After school I moved from one job to another. The only one that satisfied me was when I ran my own retail store. Unfortunately it was my partner (and fiancé at the time) who had the financial organization skills. When the relationship imploded and she stopped coming to work, I sold the business rather then let my lack of organization destroy it. Even so, I know now that if I had a proper financial organizer as a partner, I could make an excellent front man for a business. My people skills are highly developed (I think my ADD may actually be enhancing parts of them) and my way with words usually gets a point across without a problem. However, that organizer would need lots of patience and a willingness to explain things!

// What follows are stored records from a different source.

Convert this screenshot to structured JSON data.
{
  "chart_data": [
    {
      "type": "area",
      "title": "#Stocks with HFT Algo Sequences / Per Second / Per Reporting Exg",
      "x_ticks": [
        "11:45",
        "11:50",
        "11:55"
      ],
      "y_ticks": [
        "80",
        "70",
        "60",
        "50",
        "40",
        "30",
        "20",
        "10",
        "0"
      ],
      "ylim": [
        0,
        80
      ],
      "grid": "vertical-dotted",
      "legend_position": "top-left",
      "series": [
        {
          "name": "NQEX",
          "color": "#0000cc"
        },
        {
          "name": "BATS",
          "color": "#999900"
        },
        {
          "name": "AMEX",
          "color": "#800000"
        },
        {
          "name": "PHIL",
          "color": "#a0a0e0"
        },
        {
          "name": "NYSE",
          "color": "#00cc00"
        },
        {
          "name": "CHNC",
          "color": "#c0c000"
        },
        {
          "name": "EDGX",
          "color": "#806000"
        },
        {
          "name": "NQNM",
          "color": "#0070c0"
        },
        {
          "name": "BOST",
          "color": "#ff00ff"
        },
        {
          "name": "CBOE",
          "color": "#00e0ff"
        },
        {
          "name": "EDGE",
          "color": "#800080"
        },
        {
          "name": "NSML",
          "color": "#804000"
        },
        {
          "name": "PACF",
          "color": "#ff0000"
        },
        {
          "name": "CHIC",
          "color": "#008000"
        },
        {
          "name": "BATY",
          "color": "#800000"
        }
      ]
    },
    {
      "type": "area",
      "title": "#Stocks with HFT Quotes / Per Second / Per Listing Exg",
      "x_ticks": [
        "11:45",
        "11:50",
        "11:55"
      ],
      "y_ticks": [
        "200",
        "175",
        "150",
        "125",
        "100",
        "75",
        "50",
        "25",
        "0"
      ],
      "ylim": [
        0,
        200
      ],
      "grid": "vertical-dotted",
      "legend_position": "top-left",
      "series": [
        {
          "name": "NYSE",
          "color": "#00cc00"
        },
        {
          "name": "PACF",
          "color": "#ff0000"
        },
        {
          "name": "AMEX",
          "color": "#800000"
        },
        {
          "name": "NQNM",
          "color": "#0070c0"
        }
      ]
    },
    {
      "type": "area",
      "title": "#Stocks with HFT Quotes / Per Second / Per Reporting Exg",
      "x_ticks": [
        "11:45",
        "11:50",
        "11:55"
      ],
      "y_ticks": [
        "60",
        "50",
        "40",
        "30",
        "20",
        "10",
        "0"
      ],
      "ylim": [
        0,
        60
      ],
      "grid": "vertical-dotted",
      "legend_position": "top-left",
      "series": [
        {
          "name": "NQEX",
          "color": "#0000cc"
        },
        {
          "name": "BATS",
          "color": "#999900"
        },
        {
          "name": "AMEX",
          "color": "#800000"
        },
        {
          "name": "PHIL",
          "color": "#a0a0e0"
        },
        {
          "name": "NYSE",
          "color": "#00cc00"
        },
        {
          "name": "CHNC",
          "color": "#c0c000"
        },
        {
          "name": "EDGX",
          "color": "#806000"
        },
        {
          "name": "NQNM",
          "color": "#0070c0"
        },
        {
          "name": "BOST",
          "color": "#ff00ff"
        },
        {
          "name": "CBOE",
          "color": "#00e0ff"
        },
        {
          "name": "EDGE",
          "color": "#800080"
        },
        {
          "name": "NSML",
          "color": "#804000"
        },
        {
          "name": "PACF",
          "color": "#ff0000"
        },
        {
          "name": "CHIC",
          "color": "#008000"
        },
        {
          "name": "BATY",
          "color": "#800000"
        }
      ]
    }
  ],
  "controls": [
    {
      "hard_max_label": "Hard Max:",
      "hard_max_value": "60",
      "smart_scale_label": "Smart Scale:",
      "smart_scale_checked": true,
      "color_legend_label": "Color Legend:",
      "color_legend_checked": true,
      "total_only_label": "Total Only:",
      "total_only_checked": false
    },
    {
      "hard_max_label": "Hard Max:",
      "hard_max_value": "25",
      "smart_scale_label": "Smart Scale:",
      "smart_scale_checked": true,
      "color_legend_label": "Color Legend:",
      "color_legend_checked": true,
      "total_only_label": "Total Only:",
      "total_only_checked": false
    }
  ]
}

Last year my father and half brother were diagnosed with ADD. My half brother showed all the same signs in school and childhood that I did. Most of my father’s family (my parents have been divorced since I was thirteen) remarked on how much he reminded them of me as a child – the same sweet dreamy quality, startled by loud noises, often off in his own world. After a phone call where my step mother told me about this, I spoke to my biological mother about it as well. I had recently read the book, You mean I’m not lazy, stupid or crazy? when a friend at work who had been diagnosed with ADD recommended it to me. I recommended the book to my mom and in our conversation about it, lights started to go off in her head. I remember her saying, Is that why I always wind up out in left field during conversations? Is that why I always go six jumps ahead of everybody in my thinking and then get all mixed up? Is that why my memory is so bad? and so on. I’m pretty sure that all of my blood relatives, my mother, father, sister and half brother have ADD. Of these people, it would seem that Dad, Mom and my sister have the hyperactive component as well, whereas my half brother and I seem to be more passive and under-focussed, without the constant frenetic activity.
Keeping jobs has always been hard for me and relationships have been tough as well, usually due to job or financial stress. Fortunately, I am with a wonderful person who also comes from an ADD family and knows the bumps in the road. Between the two of us now, and our knowledge of what ADD is I think we’ll do fine. We trip, but we get right back up again. If anything sums up what it’s like to be this way, I think that last sentence is it. You trip, but you get back up again.
Good luck to all of you and don’t be afraid to write me. The stories here have made me feel better about myself and they have helped me not to feel so terribly alone. Thank you to everybody who chose to tell their stories.